In the morning the sun was blazing as I stood on the balcony wearing a small white towel around my groin.

Exposing my flesh

Far below a black cat sat at the swimming pool and five Spanish teenage girls in bikinis rubbed sun lotion over their legs. Boys with torsos bursting through their skin, and veins crawling around their upper arms like young ivy circling a tree were stretching in the long grass. The idea of exposing my flesh in the company of such warriors seemed ridiculous so I put on a long trousers and a white shirt and went walking down town.

People at cafe tables in the old town square were eating chicken piri-piri, and a man from Ecuador in a feathery headdress played a bamboo flute, and a white-faced clown mimicked the gait of innocent promenaders. I sat in the shade of a cafe as a wizened African woman begged around the tables, with a cardboard sign that said “I have to feed my children”, but I averted my eyes until she was gone.

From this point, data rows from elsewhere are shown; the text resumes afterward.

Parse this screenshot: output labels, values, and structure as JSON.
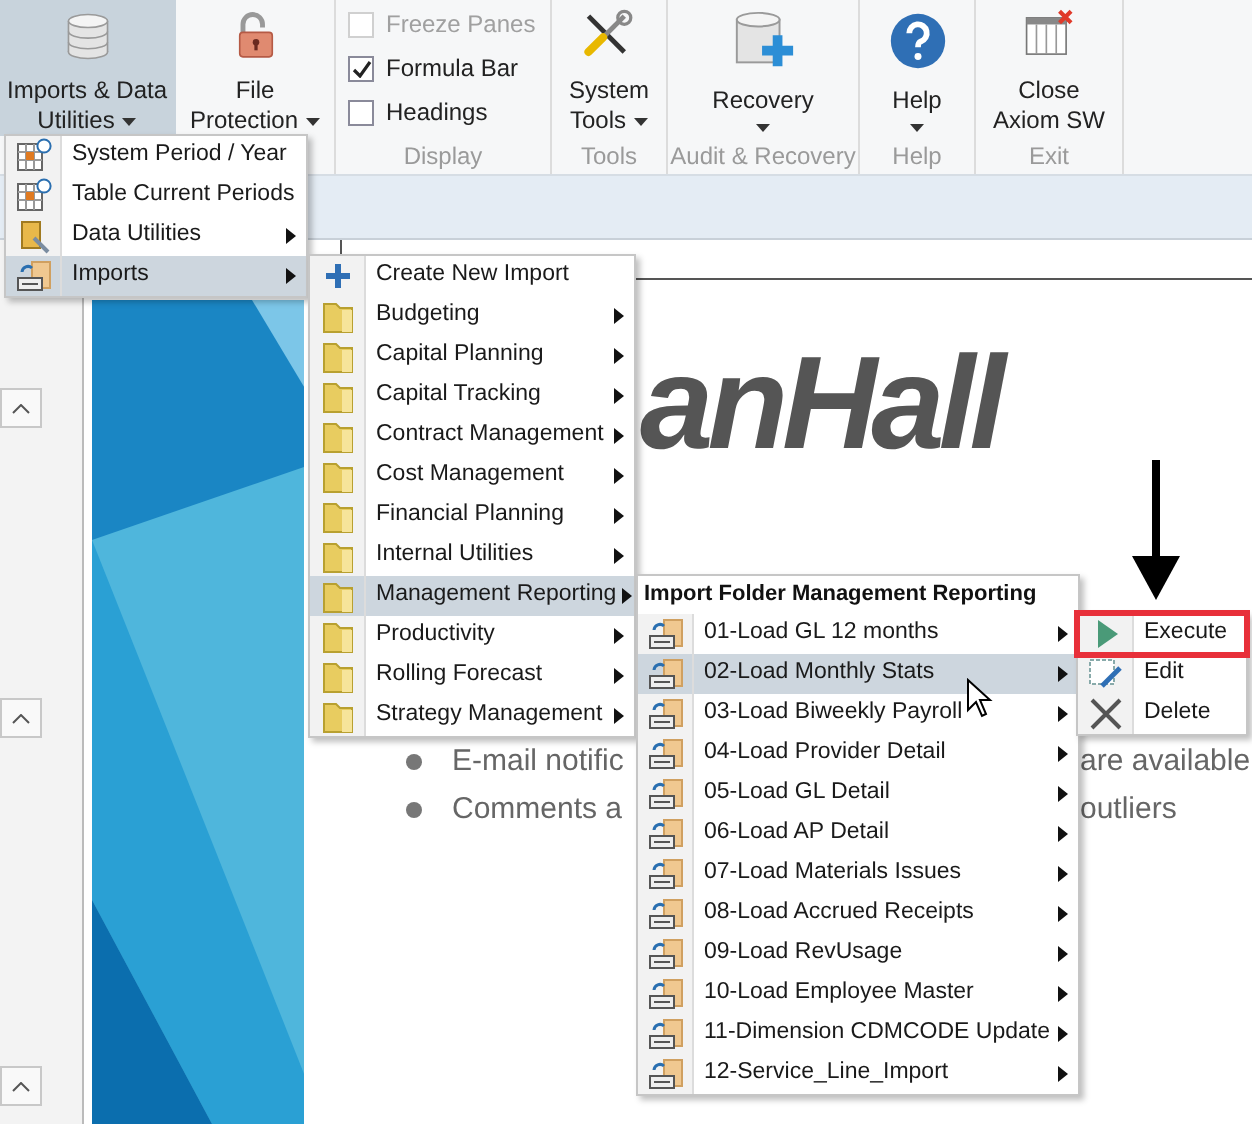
{
  "ribbon": {
    "groups": [
      {
        "items": [
          {
            "kind": "button",
            "lines": [
              "Imports & Data",
              "Utilities"
            ],
            "dropdown": true,
            "selected": true
          }
        ]
      },
      {
        "items": [
          {
            "kind": "button",
            "lines": [
              "File",
              "Protection"
            ],
            "dropdown": true,
            "selected": false
          }
        ]
      },
      {
        "label": "Display",
        "items": [
          {
            "kind": "checkbox",
            "label": "Freeze Panes",
            "checked": false,
            "disabled": true
          },
          {
            "kind": "checkbox",
            "label": "Formula Bar",
            "checked": true,
            "disabled": false
          },
          {
            "kind": "checkbox",
            "label": "Headings",
            "checked": false,
            "disabled": false
          }
        ]
      },
      {
        "label": "Tools",
        "items": [
          {
            "kind": "button",
            "lines": [
              "System",
              "Tools"
            ],
            "dropdown": true,
            "selected": false
          }
        ]
      },
      {
        "label": "Audit & Recovery",
        "items": [
          {
            "kind": "button",
            "lines": [
              "Recovery"
            ],
            "dropdown": true,
            "selected": false
          }
        ]
      },
      {
        "label": "Help",
        "items": [
          {
            "kind": "button",
            "lines": [
              "Help"
            ],
            "dropdown": true,
            "selected": false
          }
        ]
      },
      {
        "label": "Exit",
        "items": [
          {
            "kind": "button",
            "lines": [
              "Close",
              "Axiom SW"
            ],
            "dropdown": false,
            "selected": false
          }
        ]
      }
    ]
  },
  "document": {
    "logo": "anHall",
    "bullets": [
      {
        "left": "E-mail notific",
        "right": "are available"
      },
      {
        "left": "Comments a",
        "right": "outliers"
      }
    ]
  },
  "menus": [
    {
      "items": [
        {
          "kind": "period",
          "label": "System Period / Year",
          "has_submenu": false,
          "selected": false
        },
        {
          "kind": "period",
          "label": "Table Current Periods",
          "has_submenu": false,
          "selected": false
        },
        {
          "kind": "utility",
          "label": "Data Utilities",
          "has_submenu": true,
          "selected": false
        },
        {
          "kind": "import",
          "label": "Imports",
          "has_submenu": true,
          "selected": true
        }
      ]
    },
    {
      "items": [
        {
          "kind": "add",
          "label": "Create New Import",
          "has_submenu": false,
          "selected": false
        },
        {
          "kind": "folder",
          "label": "Budgeting",
          "has_submenu": true,
          "selected": false
        },
        {
          "kind": "folder",
          "label": "Capital Planning",
          "has_submenu": true,
          "selected": false
        },
        {
          "kind": "folder",
          "label": "Capital Tracking",
          "has_submenu": true,
          "selected": false
        },
        {
          "kind": "folder",
          "label": "Contract Management",
          "has_submenu": true,
          "selected": false
        },
        {
          "kind": "folder",
          "label": "Cost Management",
          "has_submenu": true,
          "selected": false
        },
        {
          "kind": "folder",
          "label": "Financial Planning",
          "has_submenu": true,
          "selected": false
        },
        {
          "kind": "folder",
          "label": "Internal Utilities",
          "has_submenu": true,
          "selected": false
        },
        {
          "kind": "folder",
          "label": "Management Reporting",
          "has_submenu": true,
          "selected": true
        },
        {
          "kind": "folder",
          "label": "Productivity",
          "has_submenu": true,
          "selected": false
        },
        {
          "kind": "folder",
          "label": "Rolling Forecast",
          "has_submenu": true,
          "selected": false
        },
        {
          "kind": "folder",
          "label": "Strategy Management",
          "has_submenu": true,
          "selected": false
        }
      ]
    },
    {
      "header": "Import Folder Management Reporting",
      "items": [
        {
          "kind": "import",
          "label": "01-Load GL 12 months",
          "has_submenu": true,
          "selected": false
        },
        {
          "kind": "import",
          "label": "02-Load Monthly Stats",
          "has_submenu": true,
          "selected": true
        },
        {
          "kind": "import",
          "label": "03-Load Biweekly Payroll",
          "has_submenu": true,
          "selected": false
        },
        {
          "kind": "import",
          "label": "04-Load Provider Detail",
          "has_submenu": true,
          "selected": false
        },
        {
          "kind": "import",
          "label": "05-Load GL Detail",
          "has_submenu": true,
          "selected": false
        },
        {
          "kind": "import",
          "label": "06-Load AP Detail",
          "has_submenu": true,
          "selected": false
        },
        {
          "kind": "import",
          "label": "07-Load Materials Issues",
          "has_submenu": true,
          "selected": false
        },
        {
          "kind": "import",
          "label": "08-Load Accrued Receipts",
          "has_submenu": true,
          "selected": false
        },
        {
          "kind": "import",
          "label": "09-Load RevUsage",
          "has_submenu": true,
          "selected": false
        },
        {
          "kind": "import",
          "label": "10-Load Employee Master",
          "has_submenu": true,
          "selected": false
        },
        {
          "kind": "import",
          "label": "11-Dimension CDMCODE Update",
          "has_submenu": true,
          "selected": false
        },
        {
          "kind": "import",
          "label": "12-Service_Line_Import",
          "has_submenu": true,
          "selected": false
        }
      ]
    },
    {
      "items": [
        {
          "kind": "execute",
          "label": "Execute",
          "has_submenu": false,
          "selected": false,
          "framed": true
        },
        {
          "kind": "edit",
          "label": "Edit",
          "has_submenu": false,
          "selected": false,
          "framed": false
        },
        {
          "kind": "delete",
          "label": "Delete",
          "has_submenu": false,
          "selected": false,
          "framed": false
        }
      ]
    }
  ]
}
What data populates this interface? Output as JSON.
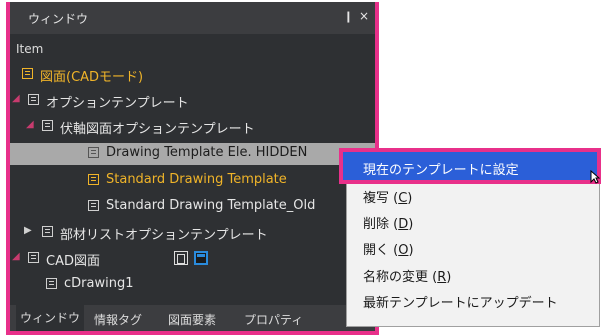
{
  "window": {
    "title": "ウィンドウ",
    "pin_glyph": "❙",
    "close_glyph": "×"
  },
  "column_header": "Item",
  "tree": [
    {
      "label": "図面(CADモード)",
      "icon": "drawing-icon",
      "color": "#f0b429"
    },
    {
      "label": "オプションテンプレート",
      "icon": "template-icon",
      "expanded": true
    },
    {
      "label": "伏軸図面オプションテンプレート",
      "icon": "template-icon",
      "expanded": true
    },
    {
      "label": "Drawing Template Ele. HIDDEN",
      "icon": "template-icon",
      "selected": true
    },
    {
      "label": "Standard Drawing Template",
      "icon": "template-icon",
      "color": "#f0b429"
    },
    {
      "label": "Standard Drawing Template_Old",
      "icon": "template-icon"
    },
    {
      "label": "部材リストオプションテンプレート",
      "icon": "template-icon",
      "expanded": false
    },
    {
      "label": "CAD図面",
      "icon": "cad-drawing-icon",
      "expanded": true
    },
    {
      "label": "cDrawing1",
      "icon": "cad-drawing-icon"
    }
  ],
  "tabs": [
    "ウィンドウ",
    "情報タグ",
    "図面要素",
    "プロパティ"
  ],
  "tabs_more": "◀ ▶",
  "context_menu": {
    "highlighted": "現在のテンプレートに設定",
    "items": [
      {
        "text": "複写 (",
        "key": "C",
        "end": ")"
      },
      {
        "text": "削除 (",
        "key": "D",
        "end": ")"
      },
      {
        "text": "開く (",
        "key": "O",
        "end": ")"
      },
      {
        "text": "名称の変更 (",
        "key": "R",
        "end": ")"
      },
      {
        "text": "最新テンプレートにアップデート",
        "key": "",
        "end": ""
      }
    ]
  },
  "colors": {
    "accent_border": "#e8308a",
    "highlight_blue": "#2b5fd8",
    "gold": "#f0b429"
  }
}
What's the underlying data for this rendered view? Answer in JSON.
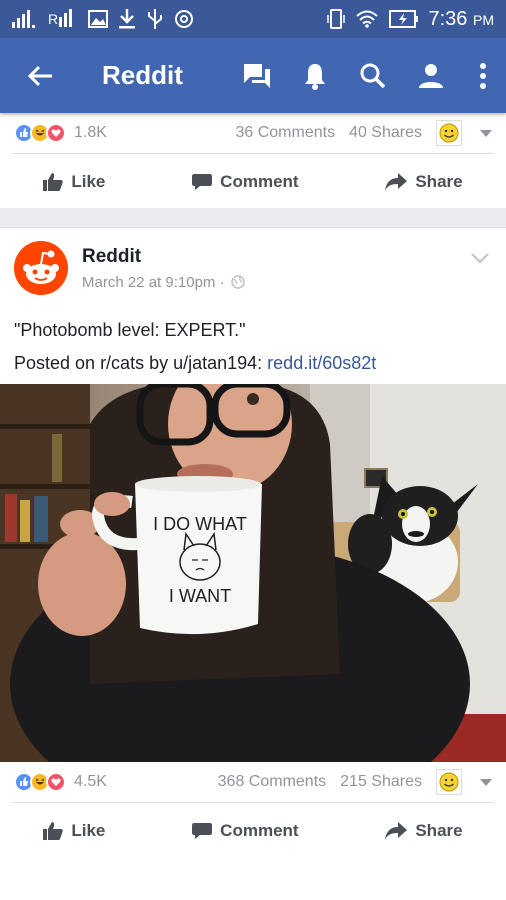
{
  "status_bar": {
    "time": "7:36",
    "ampm": "PM"
  },
  "appbar": {
    "title": "Reddit",
    "icons": [
      "back-arrow-icon",
      "messenger-icon",
      "bell-icon",
      "search-icon",
      "profile-icon",
      "more-icon"
    ]
  },
  "colors": {
    "statusbar": "#3b5998",
    "appbar": "#4267b2",
    "link": "#365899",
    "reddit": "#ff4500"
  },
  "prev_post": {
    "reaction_count": "1.8K",
    "comments": "36 Comments",
    "shares": "40 Shares",
    "actions": {
      "like": "Like",
      "comment": "Comment",
      "share": "Share"
    }
  },
  "post": {
    "author": "Reddit",
    "time": "March 22 at 9:10pm ·",
    "line1": "\"Photobomb level: EXPERT.\"",
    "line2_prefix": "Posted on r/cats by u/jatan194: ",
    "link": "redd.it/60s82t",
    "mug_text_top": "I DO WHAT",
    "mug_text_bottom": "I WANT",
    "reaction_count": "4.5K",
    "comments": "368 Comments",
    "shares": "215 Shares",
    "actions": {
      "like": "Like",
      "comment": "Comment",
      "share": "Share"
    }
  }
}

By noon it said 35 degrees in green digits on the farmacia clock and I went to an Italian restaurant for penne arrabiata which was wonderful although my nostrils picked up a disturbing tang in the air and then I saw a waitress carrying a tray of rashers, eggs and sausages to a cheerful family from Northern Ireland. As they washed it down with pots of tea it said 37 degrees on the farmacia clock.

Dazzling torsos

I was so hot after lunch that I sat on the bidet in my hotel bathroom; an elegant sink for washing the genitalia and inner buttocks. I dried myself with two dainty white towels that hung on a bar above the bidet and mused to myself how far from such delicacies I was reared in Cavan.

Thus the week went by, one day blending into another, my body constantly perspiring and evacuating various wastes and juices as I consumed bottles of vinho verde with sardines and sea bass, and crepes with lashings of ice-cream.

Dublin women smoked at the pool and stretched on the sun benches with only the tiny bidet towels on their heads to block the sun.

And as the sun went down each evening the boys with the dazzling torsos came out to play, swaggering through the hot air in the hope of attracting females of the species into their embrace.

I slithered in to an adult shop one evening to investigate the excesses of a sordid mind and I was fingering a plastic object that looked like a broom handle when the tattooed cadaver behind the counter asked me was there anything in particular I was looking for. “Just looking,” I blurted, red-faced, and fled to the street.

It was a week of fish, on the grill, in the pan or deep-fried, and blue in the sky. The white-faced clown and the flute player in his tribal headdress and the begging woman from Africa appeared in the same place at the same time every day.

I saw a fat man sprawled on the beach like a dead whale and a tan woman with no bikini.

But only the woman with the cardboard sign came to me at night, and kept me awake with her quiet desperation, and held me sleepless all the way home on the plane.